Of course, no real lava was available, so we simulated it with golden syrup, mixed with varying amounts of water to represent different viscosities. Each group was given a different viscosity “lava”, which they then poured down slopes set at different angles. A lot of the students observed that our “lava” travelled rather slowly – this is in fact realistic and shows that in reality, it is possible to outrun (or maybe even outwalk) a lava flow. The groups then plotted their results on our interactive chart, making the key observations that more viscous lava flows more slowly, and that steeper slopes lead to faster flows.

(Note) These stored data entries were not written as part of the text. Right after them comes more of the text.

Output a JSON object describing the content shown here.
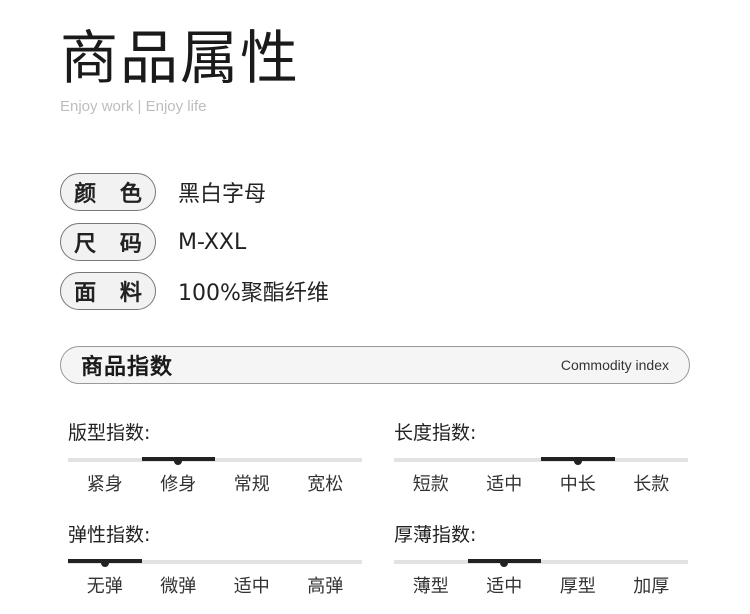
{
  "header": {
    "title": "商品属性",
    "subtitle": "Enjoy work | Enjoy life"
  },
  "attributes": [
    {
      "label": "颜 色",
      "value": "黑白字母"
    },
    {
      "label": "尺 码",
      "value": "M-XXL"
    },
    {
      "label": "面 料",
      "value": "100%聚酯纤维"
    }
  ],
  "index": {
    "title": "商品指数",
    "subtitle": "Commodity index"
  },
  "groups": [
    {
      "label": "版型指数:",
      "options": [
        "紧身",
        "修身",
        "常规",
        "宽松"
      ],
      "selected_index": 1
    },
    {
      "label": "长度指数:",
      "options": [
        "短款",
        "适中",
        "中长",
        "长款"
      ],
      "selected_index": 2
    },
    {
      "label": "弹性指数:",
      "options": [
        "无弹",
        "微弹",
        "适中",
        "高弹"
      ],
      "selected_index": 0
    },
    {
      "label": "厚薄指数:",
      "options": [
        "薄型",
        "适中",
        "厚型",
        "加厚"
      ],
      "selected_index": 1
    }
  ]
}
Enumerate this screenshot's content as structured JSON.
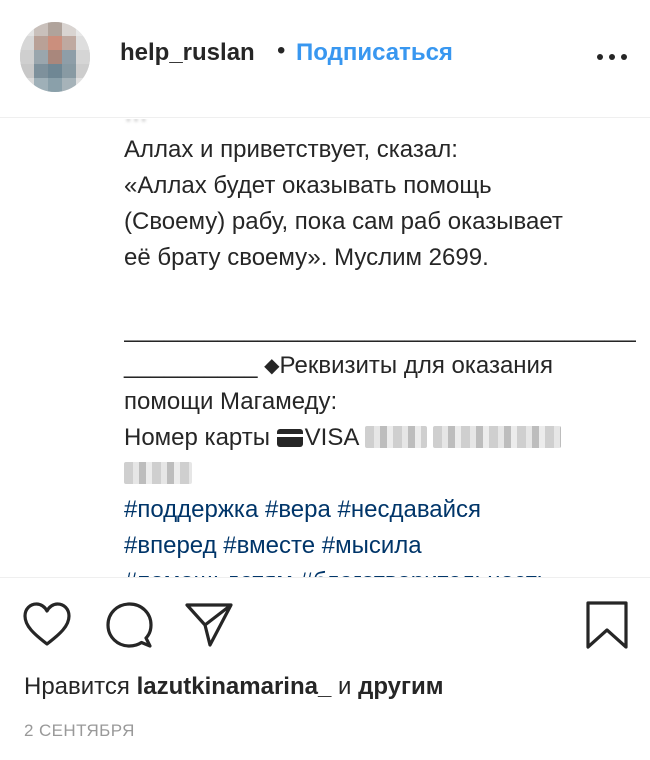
{
  "header": {
    "username": "help_ruslan",
    "separator": "•",
    "follow_label": "Подписаться"
  },
  "caption": {
    "lines": [
      "Аллах и приветствует, сказал:",
      "«Аллах будет оказывать помощь",
      "(Своему) рабу, пока сам раб оказывает",
      "её брату своему». Муслим 2699."
    ],
    "separator_line": "__________________________________________",
    "separator_tail": "__________",
    "requisites_icon": "◆",
    "requisites_text": "Реквизиты для оказания",
    "requisites_text_2": "помощи Магамеду:",
    "card_label": "Номер карты ",
    "card_brand": "VISA",
    "hashtags_line1": [
      "#поддержка",
      "#вера",
      "#несдавайся"
    ],
    "hashtags_line2": [
      "#вперед",
      "#вместе",
      "#мысила"
    ],
    "hashtags_line3": [
      "#помощьдетям",
      "#благотворительность"
    ]
  },
  "actions": {
    "like_icon": "heart-icon",
    "comment_icon": "comment-icon",
    "share_icon": "paper-plane-icon",
    "save_icon": "bookmark-icon"
  },
  "likes": {
    "prefix": "Нравится ",
    "user": "lazutkinamarina_",
    "middle": " и ",
    "others": "другим"
  },
  "date": "2 СЕНТЯБРЯ",
  "colors": {
    "link": "#3897f0",
    "hashtag": "#003569",
    "text": "#262626",
    "muted": "#999999"
  }
}
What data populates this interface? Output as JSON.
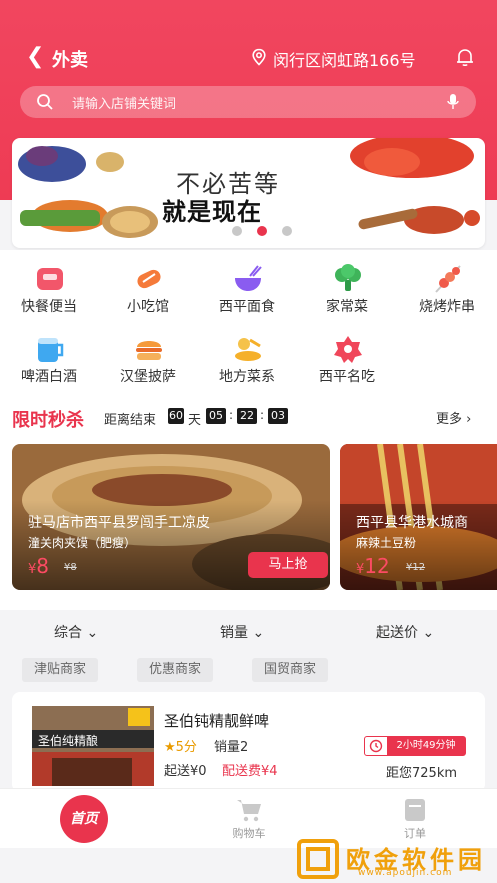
{
  "header": {
    "back_icon": "chevron-left-icon",
    "title": "外卖",
    "location_icon": "map-pin-icon",
    "location": "闵行区闵虹路166号",
    "bell_icon": "bell-icon"
  },
  "search": {
    "placeholder": "请输入店铺关键词",
    "search_icon": "search-icon",
    "mic_icon": "microphone-icon"
  },
  "banner": {
    "line1": "不必苦等",
    "line2": "就是现在",
    "dots_count": 3,
    "active_dot": 2
  },
  "categories": [
    {
      "label": "快餐便当",
      "icon": "bento-box-icon",
      "color": "#f2566a"
    },
    {
      "label": "小吃馆",
      "icon": "skewer-snack-icon",
      "color": "#f57a3a"
    },
    {
      "label": "西平面食",
      "icon": "noodle-bowl-icon",
      "color": "#8a5cf0"
    },
    {
      "label": "家常菜",
      "icon": "broccoli-icon",
      "color": "#3fb45a"
    },
    {
      "label": "烧烤炸串",
      "icon": "bbq-skewer-icon",
      "color": "#f05a4a"
    },
    {
      "label": "啤酒白酒",
      "icon": "beer-mug-icon",
      "color": "#3fa8f0"
    },
    {
      "label": "汉堡披萨",
      "icon": "burger-icon",
      "color": "#f59a3a"
    },
    {
      "label": "地方菜系",
      "icon": "local-dish-icon",
      "color": "#f5b02a"
    },
    {
      "label": "西平名吃",
      "icon": "flower-badge-icon",
      "color": "#f0465a"
    }
  ],
  "flash_sale": {
    "title": "限时秒杀",
    "ends_label": "距离结束",
    "days": "60",
    "day_unit": "天",
    "hours": "05",
    "minutes": "22",
    "seconds": "03",
    "more": "更多",
    "more_icon": "chevron-right-icon",
    "items": [
      {
        "shop": "驻马店市西平县罗闯手工凉皮",
        "product": "潼关肉夹馍（肥瘦）",
        "currency": "¥",
        "price": "8",
        "old_price": "¥8",
        "button": "马上抢"
      },
      {
        "shop": "西平县华港水城商",
        "product": "麻辣土豆粉",
        "currency": "¥",
        "price": "12",
        "old_price": "¥12"
      }
    ]
  },
  "sort": {
    "options": [
      "综合",
      "销量",
      "起送价"
    ],
    "dropdown_icon": "chevron-down-icon"
  },
  "tags": [
    "津贴商家",
    "优惠商家",
    "国贸商家"
  ],
  "shop": {
    "name": "圣伯钝精靓鲜啤",
    "image_sign": "圣伯纯精酿",
    "rating": "5分",
    "rating_icon": "star-icon",
    "sales": "销量2",
    "min_order": "起送¥0",
    "delivery_fee": "配送费¥4",
    "time_icon": "clock-icon",
    "time": "2小时49分钟",
    "distance": "距您725km"
  },
  "tabbar": {
    "home": "首页",
    "cart": "购物车",
    "cart_icon": "shopping-cart-icon",
    "orders": "订单",
    "orders_icon": "order-icon"
  },
  "watermark": {
    "text": "欧金软件园",
    "url": "www.apoujin.com"
  }
}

To give their findings a real world context, we then introduced the students to Ascension Island, a volcanic island in the Atlantic currently being worked on by masters students Annabelle Foster and Rebecca Winstanley. We asked the different groups to use what they had learned to draw on a map of the island where they would predict to be hit by lava flows during an eruption. Many sensibly predicted that the lava would travel down the steepest slopes, while some made the point that a larger eruption could in fact cover most of the island!

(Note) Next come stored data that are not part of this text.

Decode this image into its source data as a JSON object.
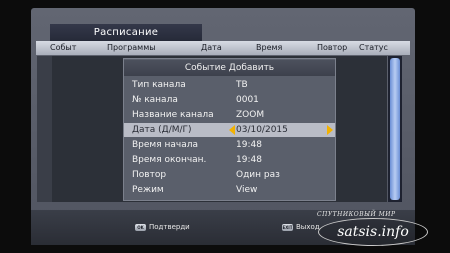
{
  "screen": {
    "title": "Расписание"
  },
  "table": {
    "columns": [
      "Событ",
      "Программы",
      "Дата",
      "Время",
      "Повтор",
      "Статус"
    ]
  },
  "dialog": {
    "title": "Событие Добавить",
    "rows": [
      {
        "label": "Тип канала",
        "value": "ТВ"
      },
      {
        "label": "№ канала",
        "value": "0001"
      },
      {
        "label": "Название канала",
        "value": "ZOOM"
      },
      {
        "label": "Дата (Д/М/Г)",
        "value": "03/10/2015",
        "selected": true
      },
      {
        "label": "Время начала",
        "value": "19:48"
      },
      {
        "label": "Время окончан.",
        "value": "19:48"
      },
      {
        "label": "Повтор",
        "value": "Один раз"
      },
      {
        "label": "Режим",
        "value": "View"
      }
    ]
  },
  "footer": {
    "ok_key": "OK",
    "ok_label": "Подтверди",
    "exit_key": "EXIT",
    "exit_label": "Выход"
  },
  "watermark": {
    "top_text": "СПУТНИКОВЫЙ МИР",
    "main_text": "satsis.info"
  },
  "colors": {
    "selection": "#b9bcc6",
    "arrow": "#f2b100",
    "scroll_thumb": "#b8ccf2"
  }
}
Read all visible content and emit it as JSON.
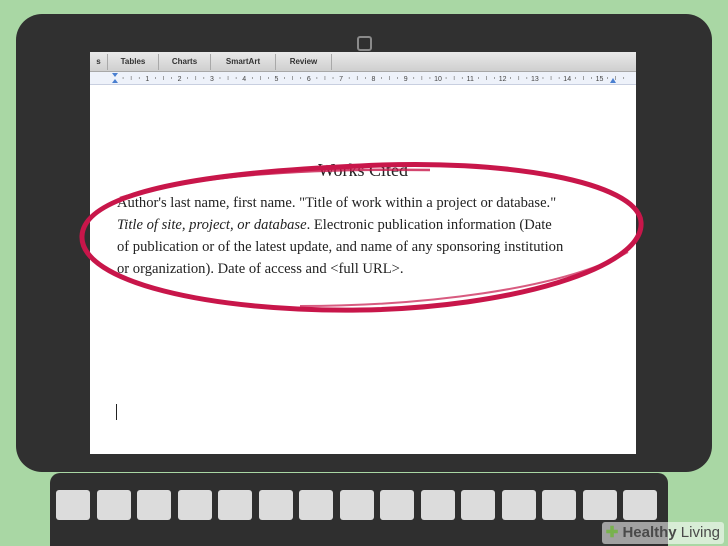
{
  "ribbon": {
    "tabs": [
      "s",
      "Tables",
      "Charts",
      "SmartArt",
      "Review"
    ]
  },
  "ruler": {
    "labels": [
      "1",
      "2",
      "3",
      "4",
      "5",
      "6",
      "7",
      "8",
      "9",
      "10",
      "11",
      "12",
      "13",
      "14",
      "15"
    ]
  },
  "document": {
    "title": "Works Cited",
    "line1": "Author's last name, first name. \"Title of work within a project or database.\"",
    "line2_italic": "Title of site, project, or database",
    "line2_rest": ". Electronic publication information (Date",
    "line3": "of publication or of the latest update, and name of any sponsoring institution",
    "line4": "or organization). Date of access and <full URL>."
  },
  "annotation": {
    "circle_color": "#c8164a"
  },
  "watermark": {
    "brand_bold": "Healthy",
    "brand_rest": " Living"
  }
}
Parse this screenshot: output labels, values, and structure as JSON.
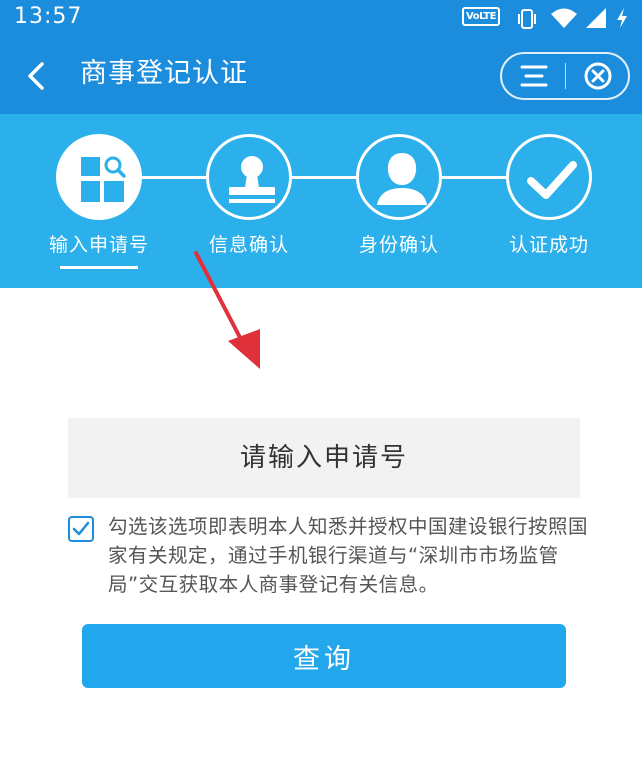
{
  "status_bar": {
    "time": "13:57",
    "network_badge": "VoLTE",
    "icons": [
      "vibrate-icon",
      "wifi-icon",
      "signal-icon",
      "charging-icon"
    ]
  },
  "nav": {
    "back_icon": "chevron-left-icon",
    "title": "商事登记认证",
    "capsule_icons": [
      "menu-icon",
      "close-circle-icon"
    ]
  },
  "steps": [
    {
      "label": "输入申请号",
      "icon": "search-grid-icon",
      "active": true
    },
    {
      "label": "信息确认",
      "icon": "stamp-icon",
      "active": false
    },
    {
      "label": "身份确认",
      "icon": "person-icon",
      "active": false
    },
    {
      "label": "认证成功",
      "icon": "checkmark-icon",
      "active": false
    }
  ],
  "form": {
    "application_no_placeholder": "请输入申请号",
    "agree_checked": true,
    "agree_text": "勾选该选项即表明本人知悉并授权中国建设银行按照国家有关规定，通过手机银行渠道与“深圳市市场监管局”交互获取本人商事登记有关信息。",
    "submit_label": "查询"
  },
  "colors": {
    "nav_bg": "#1c8cdc",
    "steps_bg": "#2bb0ec",
    "button_bg": "#23a7ec",
    "input_bg": "#f2f2f2",
    "annotation_arrow": "#e0303a"
  }
}
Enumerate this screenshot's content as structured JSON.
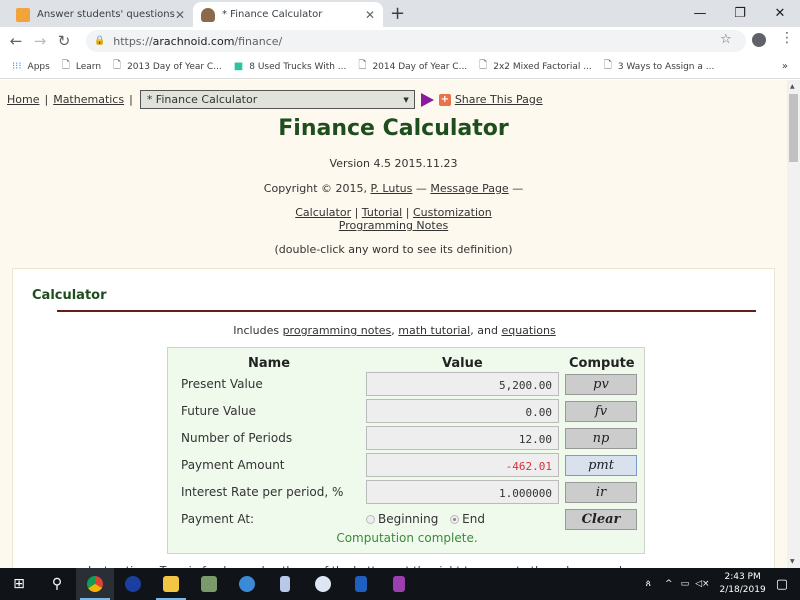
{
  "browser": {
    "tabs": [
      {
        "label": "Answer students' questions and |",
        "active": false
      },
      {
        "label": "* Finance Calculator",
        "active": true
      }
    ],
    "new_tab": "+",
    "window_controls": {
      "minimize": "—",
      "restore": "❐",
      "close": "✕"
    },
    "url": {
      "scheme": "https://",
      "host": "arachnoid.com",
      "path": "/finance/"
    },
    "bookmarks": [
      "Apps",
      "Learn",
      "2013 Day of Year C...",
      "8 Used Trucks With ...",
      "2014 Day of Year C...",
      "2x2 Mixed Factorial ...",
      "3 Ways to Assign a ..."
    ],
    "bookmarks_more": "»"
  },
  "page": {
    "breadcrumb": {
      "home": "Home",
      "mathematics": "Mathematics",
      "select_value": "* Finance Calculator",
      "share": "Share This Page"
    },
    "title": "Finance Calculator",
    "version": "Version 4.5 2015.11.23",
    "copyright": {
      "prefix": "Copyright © 2015,",
      "author": "P. Lutus",
      "dash1": "—",
      "message": "Message Page",
      "dash2": "—"
    },
    "links": {
      "calculator": "Calculator",
      "tutorial": "Tutorial",
      "customization": "Customization",
      "programming": "Programming Notes"
    },
    "hint": "(double-click any word to see its definition)",
    "section_title": "Calculator",
    "includes": {
      "prefix": "Includes",
      "programming": "programming notes",
      "math": "math tutorial",
      "and": ", and",
      "equations": "equations"
    },
    "calc": {
      "headers": {
        "name": "Name",
        "value": "Value",
        "compute": "Compute"
      },
      "rows": [
        {
          "label": "Present Value",
          "value": "5,200.00",
          "button": "pv"
        },
        {
          "label": "Future Value",
          "value": "0.00",
          "button": "fv"
        },
        {
          "label": "Number of Periods",
          "value": "12.00",
          "button": "np"
        },
        {
          "label": "Payment Amount",
          "value": "-462.01",
          "button": "pmt"
        },
        {
          "label": "Interest Rate per period, %",
          "value": "1.000000",
          "button": "ir"
        }
      ],
      "payment_at": {
        "label": "Payment At:",
        "options": [
          "Beginning",
          "End"
        ],
        "selected": "End"
      },
      "clear": "Clear",
      "status": "Computation complete."
    },
    "instructions_partial": "Instructions: Type in food ... and ... the ... of the buttons at the right to compute the unknown value"
  },
  "taskbar": {
    "time": "2:43 PM",
    "date": "2/18/2019"
  }
}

We then tested their ideas on our 3D cardboard model of Ascension, pouring syrup on the “erupting vent” and watching to see whether the lava would hit the position of the towns on the island. Each experiment produced different results, with some destroying two towns, and others destroying none. This ended up a rather realistic demonstration of the unpredictability of volcanic eruptions!
Overall our experiments were a great success and the sessions were enjoyed by pupils and event staff alike! On a personal note, I greatly enjoyed leading some of the sessions and I’m hoping to do more teaching and outreach, and inspire more people to study volcanoes in the near future.